Mohon tunggu...
Yanti Sriyulianti
Yanti Sriyulianti Mohon Tunggu... Relawan - Berbagilah Maka Kamu Abadi

Ibu dari 3 anak yang sudah beranjak dewasa, aktif menggiatkan kampanye dan advokasi Hak Atas Pendidikan dan Perlindungan Anak bersama Sigap Kerlip Indonesia, Gerakan Indonesia Pintar, Fasilitator Nasional Sekolah Ramah Anak, Kultur Metamorfosa, Sandi KerLiP Institute, Rumah KerLiP, dan Perkumpulan Keluarga Peduli Pendidikan di Indonesia sejak 1999. Senang berjejaring di KPB, Planas PRB, Seknas SPAB, Sejajar, dan Semarak Indonesia Maju. Senang mengobrol dan menulis bersama perempuan tangguh di OPEreT.

Selanjutnya

Tutup

Humaniora

Adakah Isu yang Membuatmu Galau, Anakku?

25 Januari 2020   10:10 Diperbarui: 25 Januari 2020   10:15 115
+
Laporkan Konten
Laporkan Akun
Kompasiana adalah platform blog. Konten ini menjadi tanggung jawab bloger dan tidak mewakili pandangan redaksi Kompas.
Lihat foto
Vision Board 2020 (dokpri)

Saya menjadikan pesan Mas Imam Prasodjo di facebook dan tayangan video yang menampilkan suara  bernas anak juara dari Gresik  yang menyampaikan penolakan tertulisnya terhadap sampah plastik dari luar sebagai pintu masuk untuk memulai obrolan pendidikan ramah anak melalui wa.  

Tiga dari 4 remaja putri yang saya kontak langsung menyampaikan isu yang meresahkan hati mereka dan menyodorkan gagasan unik untuk mengatasi kegalauan mereka.

Pertama, remaja putri dari Kabupaten Takalar. Ia menyampaikan tulisan yang menyentuh hati saya.

Keprihatinan saya bermula dari kebiasaan orang tua saya utamanya ibu saya yang begitu membebaskan penggunaan gawai untuk adik saya yang baru berusia 1 tahun. Di setiap kesempatan, ibu saya selalu memberikan gawai untuk menenangkan adik saya ketika rewel.

Mengapa tidak? Karena menurut saya penghunaan gawai untuk usia sedini itu begitu berbahaya. Dapat membuat adik saya kecanduan dan melupakan aktifitas bermain di luar rumah bersama teman sebanya nya yang sangat baik untuk tumbuh kembang dan kontak sosialnya.

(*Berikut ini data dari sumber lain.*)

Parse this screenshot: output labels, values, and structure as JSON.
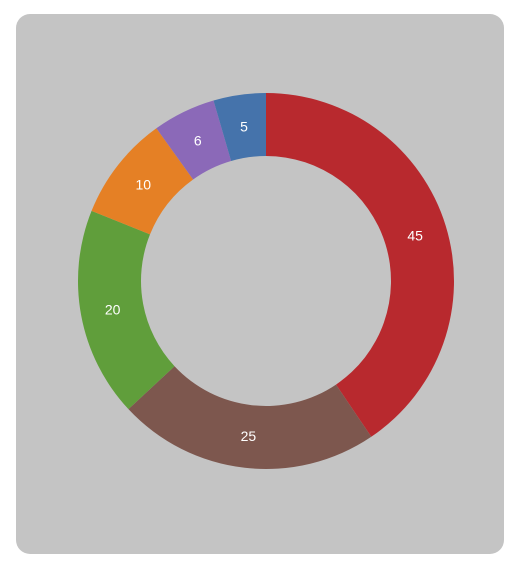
{
  "chart_data": {
    "type": "pie",
    "style": "donut",
    "title": "",
    "labels_shown": "values",
    "slices": [
      {
        "value": 45,
        "label": "45",
        "color": "#b8292e"
      },
      {
        "value": 25,
        "label": "25",
        "color": "#7d574e"
      },
      {
        "value": 20,
        "label": "20",
        "color": "#609e3b"
      },
      {
        "value": 10,
        "label": "10",
        "color": "#e58025"
      },
      {
        "value": 6,
        "label": "6",
        "color": "#8b69b8"
      },
      {
        "value": 5,
        "label": "5",
        "color": "#4573ab"
      }
    ],
    "start": "top",
    "direction": "clockwise"
  },
  "colors": {
    "panel_background": "#c4c4c4"
  }
}
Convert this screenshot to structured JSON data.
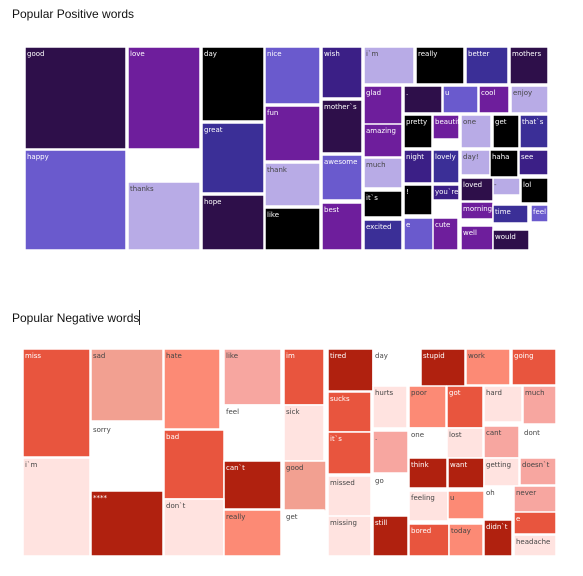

Saya sangat prihatin dengan kondisi seperti ini serta sangat khawatir dengan psikologi adik saya jika masih dini sudah menggunakan gawai tuk bermain.
Seharusnya sejak dini seperti ini, adik saya mendapatkan perhatian orang tua, bukan lebih dekat dengan gawai tersebut yang begitu membahayakan.

Saya berinisiatif untuk mengubah semua kebiasaan buruk ini. Karena jika bukan sejak dini kita ubah, kapan lagi?

Dengan memberikan perhatian lebih kepada adik setiap saya pulang sekolah. Mengajaknya keluar rumah dan mengajaknya bermain. Memperkenalkan permainan tradisional yang dulunya saya mainkan. Tentu bukan cuman bersama adik saya, tetapi dengan mengajak teman sebayanya yang berada di sekitar rumah untuk bermain.

Dengan demikian, adik saya dapat bermain bersama temannya dan membangun kontak sosial dengan teman sebayanya.

Selain adik saya, tentu dengan ibu saya juga. Saya akan memberikan edukasi dan pemahan kepada beliau agar ibu saya lebih banyak waktunya untuk menemani dan mengawasi adik saya bermain di luar rumah bersama teman-temannya.

Tentu dengan membangun kebiasaan seperti ini, mereka akan melupakan atau setidaknya mengurangi penggunaan gawai dalam kehidupan sehari-hari.

Jika kebiasaan tersebut sudah terjalin, perubahan ini akan berlangsung lama. Setidaknya sampai adik saya dewasa nanti ketika penggunaan gawai untuk usianya sudah cocok dan memang sudah banyak menggunakan gawai dalam kebutuhan sekolah dan kehidupan sehari-hari.

Walau langkah ini kecil menurut beberapa orang, tapi saya optimis akan menghasilkan hasil yang besar!!!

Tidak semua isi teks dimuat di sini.